Extra, extra! Notícia quente para quem está chegando agora da lua: nossos namorados, maridos e esposas são outras pessoas. Eles dizem que nos amam, e tudo indica que é verdade, mas isso não significa que o amor possua o dom de fundir o casal. Este ser com quem você divide o teto e as contas continua tendo amigos próprios, clientes próprios, vida própria. Você não vai acreditar: até pensamentos próprios! Pois é, criatura. Seu grande amor nasceu de uma família que não tem nada a ver com a sua, teve uma infância muito diferente da que você teve e viveu muito bem sem sonhar que você iria atravessar o destino dele - claro que, se ele for romântico, vai negar esta última parte e dizer que simplesmente não existiu antes de você aparecer. Como é que você tem coragem de xeretar a privacidade de um sujeito tão sedutor?

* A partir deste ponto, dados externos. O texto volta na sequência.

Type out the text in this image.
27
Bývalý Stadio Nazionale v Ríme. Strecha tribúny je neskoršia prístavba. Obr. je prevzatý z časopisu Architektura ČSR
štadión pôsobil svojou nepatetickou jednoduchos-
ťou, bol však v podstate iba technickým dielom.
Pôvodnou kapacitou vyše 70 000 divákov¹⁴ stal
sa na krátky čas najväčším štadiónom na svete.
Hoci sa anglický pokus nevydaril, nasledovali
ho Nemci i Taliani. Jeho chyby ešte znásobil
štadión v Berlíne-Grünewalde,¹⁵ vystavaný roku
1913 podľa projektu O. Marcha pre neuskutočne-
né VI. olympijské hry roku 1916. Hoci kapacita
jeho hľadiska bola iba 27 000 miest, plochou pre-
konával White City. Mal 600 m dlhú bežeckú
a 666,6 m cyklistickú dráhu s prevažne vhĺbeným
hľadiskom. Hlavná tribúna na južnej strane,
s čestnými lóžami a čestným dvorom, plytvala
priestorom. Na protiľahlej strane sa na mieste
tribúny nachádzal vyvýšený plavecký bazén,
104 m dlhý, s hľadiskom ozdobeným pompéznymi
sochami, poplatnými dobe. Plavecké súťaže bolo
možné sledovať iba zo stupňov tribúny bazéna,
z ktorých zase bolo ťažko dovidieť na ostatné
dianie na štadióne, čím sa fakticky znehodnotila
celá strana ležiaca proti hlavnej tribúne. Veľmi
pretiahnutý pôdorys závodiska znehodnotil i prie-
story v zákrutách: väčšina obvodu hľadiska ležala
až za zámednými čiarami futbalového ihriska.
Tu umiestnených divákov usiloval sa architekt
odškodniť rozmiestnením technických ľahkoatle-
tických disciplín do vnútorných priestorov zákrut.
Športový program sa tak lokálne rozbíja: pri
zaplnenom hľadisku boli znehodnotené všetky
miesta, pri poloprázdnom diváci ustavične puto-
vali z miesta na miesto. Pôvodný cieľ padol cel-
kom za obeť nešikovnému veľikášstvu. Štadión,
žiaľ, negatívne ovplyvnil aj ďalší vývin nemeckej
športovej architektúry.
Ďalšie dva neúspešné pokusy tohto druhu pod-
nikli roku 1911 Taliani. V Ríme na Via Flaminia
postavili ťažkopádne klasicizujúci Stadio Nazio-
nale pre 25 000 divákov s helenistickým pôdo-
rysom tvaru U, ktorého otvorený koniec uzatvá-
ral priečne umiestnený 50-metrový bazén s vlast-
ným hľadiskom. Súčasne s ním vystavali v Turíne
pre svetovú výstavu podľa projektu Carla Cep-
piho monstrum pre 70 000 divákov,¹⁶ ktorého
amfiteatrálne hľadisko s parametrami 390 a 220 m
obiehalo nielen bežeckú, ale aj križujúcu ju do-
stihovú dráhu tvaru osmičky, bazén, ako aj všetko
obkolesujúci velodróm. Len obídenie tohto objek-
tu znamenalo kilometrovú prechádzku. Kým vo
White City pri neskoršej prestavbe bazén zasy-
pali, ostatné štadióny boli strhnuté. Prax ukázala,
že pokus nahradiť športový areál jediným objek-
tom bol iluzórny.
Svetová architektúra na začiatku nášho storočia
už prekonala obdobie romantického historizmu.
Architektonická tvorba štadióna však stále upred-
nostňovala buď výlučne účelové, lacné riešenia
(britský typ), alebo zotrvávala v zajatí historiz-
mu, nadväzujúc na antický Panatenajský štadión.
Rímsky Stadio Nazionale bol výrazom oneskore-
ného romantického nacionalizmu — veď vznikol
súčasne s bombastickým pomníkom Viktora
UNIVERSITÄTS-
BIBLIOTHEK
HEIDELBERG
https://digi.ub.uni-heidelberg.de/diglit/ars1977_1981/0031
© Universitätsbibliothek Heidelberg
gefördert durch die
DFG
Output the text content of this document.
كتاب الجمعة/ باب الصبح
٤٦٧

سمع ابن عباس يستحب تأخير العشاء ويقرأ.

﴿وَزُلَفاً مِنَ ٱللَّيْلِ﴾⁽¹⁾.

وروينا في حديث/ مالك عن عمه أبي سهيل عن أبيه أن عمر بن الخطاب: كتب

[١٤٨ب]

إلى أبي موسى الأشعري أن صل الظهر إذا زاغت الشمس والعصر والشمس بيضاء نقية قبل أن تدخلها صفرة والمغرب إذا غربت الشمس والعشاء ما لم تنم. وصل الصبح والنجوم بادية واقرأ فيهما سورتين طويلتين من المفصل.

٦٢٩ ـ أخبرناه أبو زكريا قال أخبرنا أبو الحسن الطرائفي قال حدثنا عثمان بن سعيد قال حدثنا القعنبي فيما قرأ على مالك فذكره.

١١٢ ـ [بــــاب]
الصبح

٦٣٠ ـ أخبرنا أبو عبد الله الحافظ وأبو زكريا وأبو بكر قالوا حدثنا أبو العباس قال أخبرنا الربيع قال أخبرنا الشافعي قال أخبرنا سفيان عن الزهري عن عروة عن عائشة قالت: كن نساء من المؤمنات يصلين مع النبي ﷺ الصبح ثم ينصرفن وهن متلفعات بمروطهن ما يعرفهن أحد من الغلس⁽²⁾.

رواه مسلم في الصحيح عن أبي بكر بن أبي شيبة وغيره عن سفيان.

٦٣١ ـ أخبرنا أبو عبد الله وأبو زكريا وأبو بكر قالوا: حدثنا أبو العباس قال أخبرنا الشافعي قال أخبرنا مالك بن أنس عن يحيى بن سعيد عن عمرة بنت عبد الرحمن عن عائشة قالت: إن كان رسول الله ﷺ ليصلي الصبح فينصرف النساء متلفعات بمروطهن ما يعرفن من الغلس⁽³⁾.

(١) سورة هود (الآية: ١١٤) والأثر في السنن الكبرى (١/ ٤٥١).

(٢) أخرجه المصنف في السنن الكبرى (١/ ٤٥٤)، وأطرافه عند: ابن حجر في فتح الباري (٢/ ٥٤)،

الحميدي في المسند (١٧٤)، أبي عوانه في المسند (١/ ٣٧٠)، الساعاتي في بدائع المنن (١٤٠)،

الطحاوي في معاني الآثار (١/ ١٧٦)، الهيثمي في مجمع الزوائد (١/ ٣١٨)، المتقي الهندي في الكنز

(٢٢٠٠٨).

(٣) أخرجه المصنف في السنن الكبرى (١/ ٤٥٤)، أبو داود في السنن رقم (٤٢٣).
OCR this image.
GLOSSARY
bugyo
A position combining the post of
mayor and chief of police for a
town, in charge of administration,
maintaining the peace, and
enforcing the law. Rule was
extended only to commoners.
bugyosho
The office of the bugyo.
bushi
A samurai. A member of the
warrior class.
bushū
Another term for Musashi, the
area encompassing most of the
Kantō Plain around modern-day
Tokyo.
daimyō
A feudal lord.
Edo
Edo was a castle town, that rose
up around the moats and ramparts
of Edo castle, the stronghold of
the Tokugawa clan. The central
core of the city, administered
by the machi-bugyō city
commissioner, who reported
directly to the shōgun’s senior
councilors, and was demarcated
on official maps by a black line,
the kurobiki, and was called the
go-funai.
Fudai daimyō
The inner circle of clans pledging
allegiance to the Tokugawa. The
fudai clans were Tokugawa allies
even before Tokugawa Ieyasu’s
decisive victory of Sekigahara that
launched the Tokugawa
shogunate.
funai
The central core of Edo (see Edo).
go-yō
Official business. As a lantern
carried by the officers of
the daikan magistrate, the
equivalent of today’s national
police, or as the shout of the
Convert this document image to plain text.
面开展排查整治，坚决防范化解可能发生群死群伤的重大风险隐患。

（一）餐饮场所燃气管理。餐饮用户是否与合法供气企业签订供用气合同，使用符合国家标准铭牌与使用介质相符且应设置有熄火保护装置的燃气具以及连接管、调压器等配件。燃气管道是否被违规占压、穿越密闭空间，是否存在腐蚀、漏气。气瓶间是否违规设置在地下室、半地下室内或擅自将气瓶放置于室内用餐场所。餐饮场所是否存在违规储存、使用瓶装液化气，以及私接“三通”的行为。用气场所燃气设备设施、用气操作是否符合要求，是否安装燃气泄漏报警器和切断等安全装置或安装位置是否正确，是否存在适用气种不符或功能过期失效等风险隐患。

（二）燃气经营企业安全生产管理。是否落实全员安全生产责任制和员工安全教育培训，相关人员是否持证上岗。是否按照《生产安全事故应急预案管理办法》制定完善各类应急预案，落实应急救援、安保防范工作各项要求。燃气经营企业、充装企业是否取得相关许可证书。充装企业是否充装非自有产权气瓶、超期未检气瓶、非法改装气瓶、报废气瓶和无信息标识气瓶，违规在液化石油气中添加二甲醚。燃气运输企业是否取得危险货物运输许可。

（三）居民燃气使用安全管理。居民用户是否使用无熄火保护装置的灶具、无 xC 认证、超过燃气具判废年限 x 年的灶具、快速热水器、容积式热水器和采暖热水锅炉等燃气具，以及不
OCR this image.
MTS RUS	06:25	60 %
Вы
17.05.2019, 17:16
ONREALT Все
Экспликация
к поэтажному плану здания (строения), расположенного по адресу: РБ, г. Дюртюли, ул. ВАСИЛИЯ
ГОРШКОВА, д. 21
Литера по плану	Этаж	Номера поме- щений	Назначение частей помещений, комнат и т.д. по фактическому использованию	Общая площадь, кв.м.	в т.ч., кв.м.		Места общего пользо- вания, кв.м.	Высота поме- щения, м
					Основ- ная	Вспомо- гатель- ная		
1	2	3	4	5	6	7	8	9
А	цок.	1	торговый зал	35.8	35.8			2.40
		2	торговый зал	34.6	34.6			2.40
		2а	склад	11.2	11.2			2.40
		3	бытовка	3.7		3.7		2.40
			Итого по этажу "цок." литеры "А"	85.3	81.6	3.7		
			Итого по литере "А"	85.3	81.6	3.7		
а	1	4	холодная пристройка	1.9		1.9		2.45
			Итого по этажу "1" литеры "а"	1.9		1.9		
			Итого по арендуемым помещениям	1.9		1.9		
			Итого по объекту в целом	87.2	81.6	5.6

Celulares tocam numa tarde de domingo e isso não quer dizer que do outro lado da linha esteja um ricardão ou uma manteúda. Mas pode ser que esteja também, quem aqui tem bola de cristal? Só que não é esta a questão. O assunto em pauta é civilidade, lembra? Tem que ter! Educação segue sendo necessário até pra quem está casado há 82 anos, sem contar os sete de namoro. Se não houver gentileza e respeito, vira barraco. Baixaria. Fiasco. Portanto, pare de achar que está sendo traído e de ficar procurando evidências. Siga o conselho do sábio psiquiatra suíço Adolph Meyer: não coce onde não está coçando.
As relações amorosas seriam muito menos traumatizantes se os envolvidos tivessem a consciência de que estão vivenciando um excitante encontro entre adultos, e não um projeto de mútua adoção. Ninguém é criança, ninguém agüenta monitoramento constante. Morando em casas separadas ou na mesma casa, ele é uma pessoa, você é outra, e é aconselhável que cada um respire com o próprio nariz, pra não acabar em asfixia.
Strip-Tease
Chegou no apartamento dele por volta das seis da tarde e sentia um nervosismo fora do comum. Antes de entrar, pensou mais uma vez no que estava por fazer. Seria sua primeira vez. Já havia roído as unhas de ambas as mãos. Não podia mais voltar atrás. Tocou a campainha e ele, ansioso do outro lado da porta, não levou mais do que dois segundos para atender.
Ele perguntou se ela queria beber alguma coisa, ela não quis. Ele perguntou se ela queria sentar, ela recusou. Ele perguntou o que poderia fazer por ela. A resposta: sem preliminares. Quero que você me escute, simplesmente.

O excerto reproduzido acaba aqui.